Beh, non è così semplice. Sebbene la sicurezza energetica sia in condizioni molto migliori rispetto a 12 mesi fa, faremmo bene a evitare un eccessivo ottimismo. Il mercato del gas rimarrà sotto pressione in Europa almeno fino al primo trimestre del 2025, con l'ultima ondata di rifornimenti che dovrebbe arrivare nel 2025–2026. Se questo inverno si rivelerà duro come alcuni prevedono, potremmo essere colti alla sprovvista, in particolare se si verificheranno interruzioni degli approvvigionamenti o un aumento della domanda industriale in Asia o altrove. Dopotutto, l'inflazione sembra stabilizzarsi e l'indice PMI probabilmente tornerà a salire, anche in Europa.

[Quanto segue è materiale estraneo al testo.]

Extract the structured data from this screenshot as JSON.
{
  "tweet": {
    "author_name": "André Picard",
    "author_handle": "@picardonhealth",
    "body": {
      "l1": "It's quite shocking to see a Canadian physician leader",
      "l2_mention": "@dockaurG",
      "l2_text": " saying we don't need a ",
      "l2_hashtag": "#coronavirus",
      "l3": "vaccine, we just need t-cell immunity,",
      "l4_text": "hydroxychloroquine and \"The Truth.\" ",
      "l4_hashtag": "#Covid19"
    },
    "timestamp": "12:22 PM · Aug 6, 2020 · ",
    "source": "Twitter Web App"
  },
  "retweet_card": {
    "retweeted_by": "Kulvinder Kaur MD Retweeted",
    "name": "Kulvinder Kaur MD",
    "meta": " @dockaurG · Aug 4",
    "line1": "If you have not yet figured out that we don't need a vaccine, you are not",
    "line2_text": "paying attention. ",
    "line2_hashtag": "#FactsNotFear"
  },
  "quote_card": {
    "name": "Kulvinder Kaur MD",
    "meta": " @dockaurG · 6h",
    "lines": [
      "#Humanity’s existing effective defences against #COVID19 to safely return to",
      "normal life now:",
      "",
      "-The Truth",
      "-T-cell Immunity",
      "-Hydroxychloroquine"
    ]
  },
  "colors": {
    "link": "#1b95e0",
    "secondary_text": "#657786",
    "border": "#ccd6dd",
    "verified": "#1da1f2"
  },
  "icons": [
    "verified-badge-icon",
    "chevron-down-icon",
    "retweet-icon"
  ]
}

Se ciò accade, la probabilità di assistere a un rialzo dei prezzi del gas aumenterà in modo esponenziale, ancora più probabilmente nel caso dell'Henry Hub data la forza relativa dell'economia e del mercato del lavoro degli Stati Uniti e dato che la Fed sta già abbandonando la politica interventista di fronte a un'inflazione stabile.

Il petrolio è ancora competitivo nonostante l'agenda ecologista

Il greggio è un'altra risorsa energetica fondamentale scesa da altezze vertiginose a livelli più gestibili nel corso dell'ultimo anno. E nonostante le questioni dal lato dell'offerta legate all'instabilità geopolitica regionale, questa volta sia in Europa che in Medio Oriente, il Brent è riuscito in qualche modo a evitare di tornare a far visita al picco di oltre 120 dollari al barile. In realtà, ci sono molteplici fattori ribassisti che agiscono contro il petrolio, ma con scarso successo, a quanto pare.

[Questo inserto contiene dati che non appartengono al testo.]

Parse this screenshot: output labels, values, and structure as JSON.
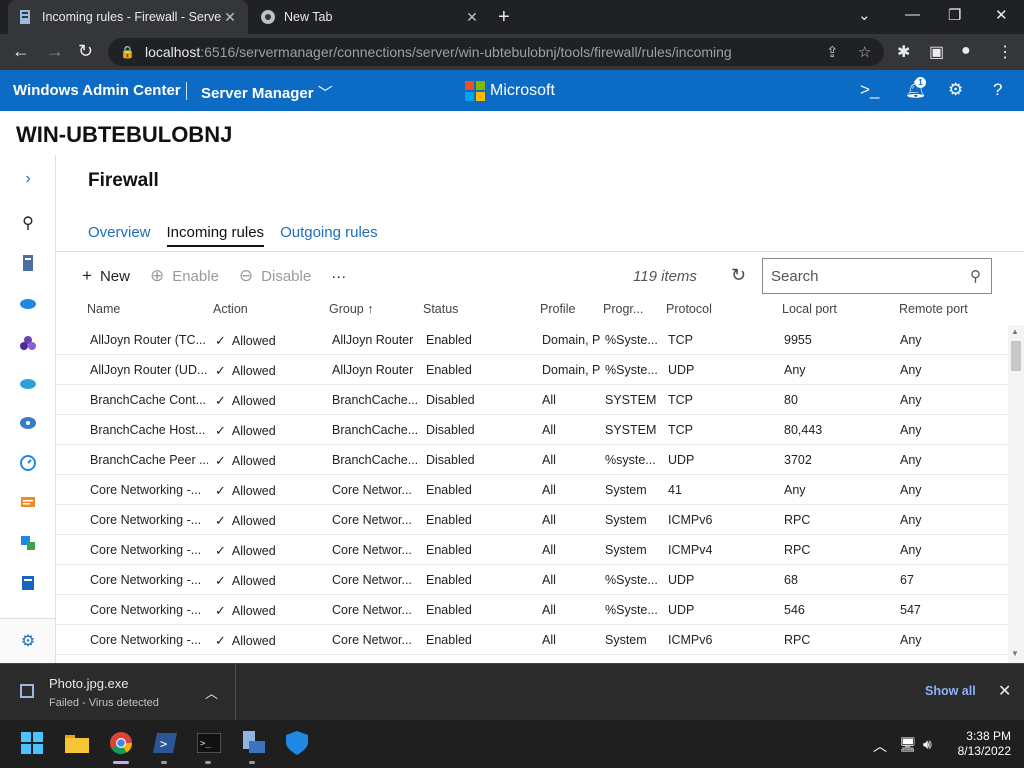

In primo luogo, osserviamo un travolgente trend globale a favore di fonti di energia più ecologiche, guidato dai veicoli elettrificati. Inoltre, c'è il fattore estremamente potente dell'OPEC e dei paesi produttori di petrolio associati. Il cartello, con la Russia e l'Arabia Saudita in testa, ha già accettato di sostenere i tagli alla produzione.

Il 5 novembre, sia l'Arabia Saudita che la Federazione Russa hanno concordato di estendere i tagli volontari alla produzione rispettivamente di 1 milione di barili al giorno e 300.000 barili al giorno fino alla fine dell'anno. Infatti, secondo Reuters, i due principali attori dell'OPEC dovrebbero incontrarsi alla fine di questo mese per decidere di "estendere, intensificare o aumentare" i tagli giornalieri. L'effetto a catena di questo fenomeno, insieme alla crescente domanda da parte del settore industriale cinese in ripresa, dovrebbe far salire i prezzi nell'ultimo trimestre del 2023.

La Energy Information Administration degli Stati Uniti prevede che il Brent raggiungerà i 93 dollari entro la fine del 2023, con Light Sweet e WTI non molto indietro. Se il petrolio raggiungerà questo livello entro la fine dell'anno, la probabilità di assistere a un rialzo prolungato nel corso del 2024 non potrà che aumentare.